The API key can be obtained through a procedure explained in Fill the Database or through the Dashboard.

This will run a baseline system that simply greedily reranks by the number of clicks. Note that you may need to specify the host/port where the API is running (see -h for details on how to do that).

If you want to run multiple participants, you should create multiple keys and start multiple instances that talk to the same API.

3.1.8. Dashboard Installation

Note

You may not need to install a Dashboard yourself, read the guide.

If you are running a local version of the API for development, it is a good idea to also run a dashboard with it.

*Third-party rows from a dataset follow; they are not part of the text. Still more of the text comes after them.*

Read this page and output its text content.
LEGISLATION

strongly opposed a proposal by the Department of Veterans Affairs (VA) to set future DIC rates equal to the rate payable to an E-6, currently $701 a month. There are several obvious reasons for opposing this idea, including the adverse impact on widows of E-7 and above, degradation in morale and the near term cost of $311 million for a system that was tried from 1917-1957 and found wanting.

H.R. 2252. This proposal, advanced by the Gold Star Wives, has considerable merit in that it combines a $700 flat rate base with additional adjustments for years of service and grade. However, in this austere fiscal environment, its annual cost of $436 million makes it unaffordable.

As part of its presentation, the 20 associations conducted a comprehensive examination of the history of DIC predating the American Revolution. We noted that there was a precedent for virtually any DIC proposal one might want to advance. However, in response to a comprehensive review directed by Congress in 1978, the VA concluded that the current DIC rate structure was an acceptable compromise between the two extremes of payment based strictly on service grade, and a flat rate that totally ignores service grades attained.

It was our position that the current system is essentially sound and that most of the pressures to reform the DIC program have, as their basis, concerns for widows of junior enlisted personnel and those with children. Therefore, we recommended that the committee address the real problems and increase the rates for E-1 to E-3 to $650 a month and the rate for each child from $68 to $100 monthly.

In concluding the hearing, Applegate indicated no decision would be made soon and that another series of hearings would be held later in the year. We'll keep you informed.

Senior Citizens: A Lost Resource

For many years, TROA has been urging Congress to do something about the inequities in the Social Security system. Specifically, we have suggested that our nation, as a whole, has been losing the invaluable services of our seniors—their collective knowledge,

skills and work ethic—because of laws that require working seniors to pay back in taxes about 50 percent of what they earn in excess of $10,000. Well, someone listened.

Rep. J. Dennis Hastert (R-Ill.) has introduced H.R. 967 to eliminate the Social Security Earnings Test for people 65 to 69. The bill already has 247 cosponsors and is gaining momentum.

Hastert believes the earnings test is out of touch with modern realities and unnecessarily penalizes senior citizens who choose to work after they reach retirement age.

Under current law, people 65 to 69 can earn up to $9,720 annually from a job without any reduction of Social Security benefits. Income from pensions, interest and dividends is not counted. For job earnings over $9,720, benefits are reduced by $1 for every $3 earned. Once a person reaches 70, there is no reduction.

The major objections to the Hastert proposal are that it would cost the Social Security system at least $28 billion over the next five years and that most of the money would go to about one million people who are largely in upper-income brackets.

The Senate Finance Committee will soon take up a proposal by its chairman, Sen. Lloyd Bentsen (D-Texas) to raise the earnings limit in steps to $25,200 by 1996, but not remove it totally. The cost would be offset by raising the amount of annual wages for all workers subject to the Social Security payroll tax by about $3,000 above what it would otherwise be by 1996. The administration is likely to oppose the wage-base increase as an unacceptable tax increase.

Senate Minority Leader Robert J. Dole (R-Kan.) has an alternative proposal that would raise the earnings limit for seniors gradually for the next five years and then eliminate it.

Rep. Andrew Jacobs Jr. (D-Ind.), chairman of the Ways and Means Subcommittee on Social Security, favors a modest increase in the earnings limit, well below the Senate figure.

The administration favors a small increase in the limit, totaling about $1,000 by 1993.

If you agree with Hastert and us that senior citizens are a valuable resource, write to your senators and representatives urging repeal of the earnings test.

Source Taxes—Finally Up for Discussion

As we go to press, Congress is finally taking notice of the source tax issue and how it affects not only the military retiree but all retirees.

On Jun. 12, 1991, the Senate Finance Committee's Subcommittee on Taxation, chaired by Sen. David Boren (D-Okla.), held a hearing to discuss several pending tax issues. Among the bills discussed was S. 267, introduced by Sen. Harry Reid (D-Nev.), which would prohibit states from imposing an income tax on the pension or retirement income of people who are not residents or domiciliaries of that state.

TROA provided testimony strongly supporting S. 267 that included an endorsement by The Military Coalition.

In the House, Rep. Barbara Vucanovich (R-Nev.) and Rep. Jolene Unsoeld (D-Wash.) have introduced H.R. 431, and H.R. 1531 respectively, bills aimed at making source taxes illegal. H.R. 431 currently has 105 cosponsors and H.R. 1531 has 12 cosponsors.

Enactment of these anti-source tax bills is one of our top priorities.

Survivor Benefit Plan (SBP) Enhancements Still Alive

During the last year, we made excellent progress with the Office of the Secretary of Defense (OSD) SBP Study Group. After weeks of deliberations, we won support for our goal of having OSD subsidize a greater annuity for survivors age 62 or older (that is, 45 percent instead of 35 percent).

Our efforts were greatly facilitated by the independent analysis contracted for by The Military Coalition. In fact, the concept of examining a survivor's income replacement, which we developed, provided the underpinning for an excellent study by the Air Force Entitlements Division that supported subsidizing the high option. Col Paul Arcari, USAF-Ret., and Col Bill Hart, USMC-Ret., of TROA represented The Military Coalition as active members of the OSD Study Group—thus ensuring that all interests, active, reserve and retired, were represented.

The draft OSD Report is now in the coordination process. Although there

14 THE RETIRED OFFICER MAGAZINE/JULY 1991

To start the dashboard, fill out the dashboard fields in the local copy of the general LivingLabs configuration file (config/livinglabs.local.ini). In particular, you will need a recaptcha key (see http://www.google.com/recaptcha), that will fill the recaptchaprivate and recaptchapublic fields. csrfsecrettoken and secretkey are both random strings you should generate.

Then run the following command (without config/db.ini for an unauthenticated setup):

$ ./bin/dashboard -c config/livinglabs.local.ini config/db.ini

In general, use --help or -h for more information. By default the dashboard will run on port 5001.

On the Dashboard, you can log in using the users created under Fill the Database. You can also create new users using the Register button. As a participant, you can use the Dashboard to add yourself to one or more sites. If you are an admin, you can verify participants, so they are able to connect with a site.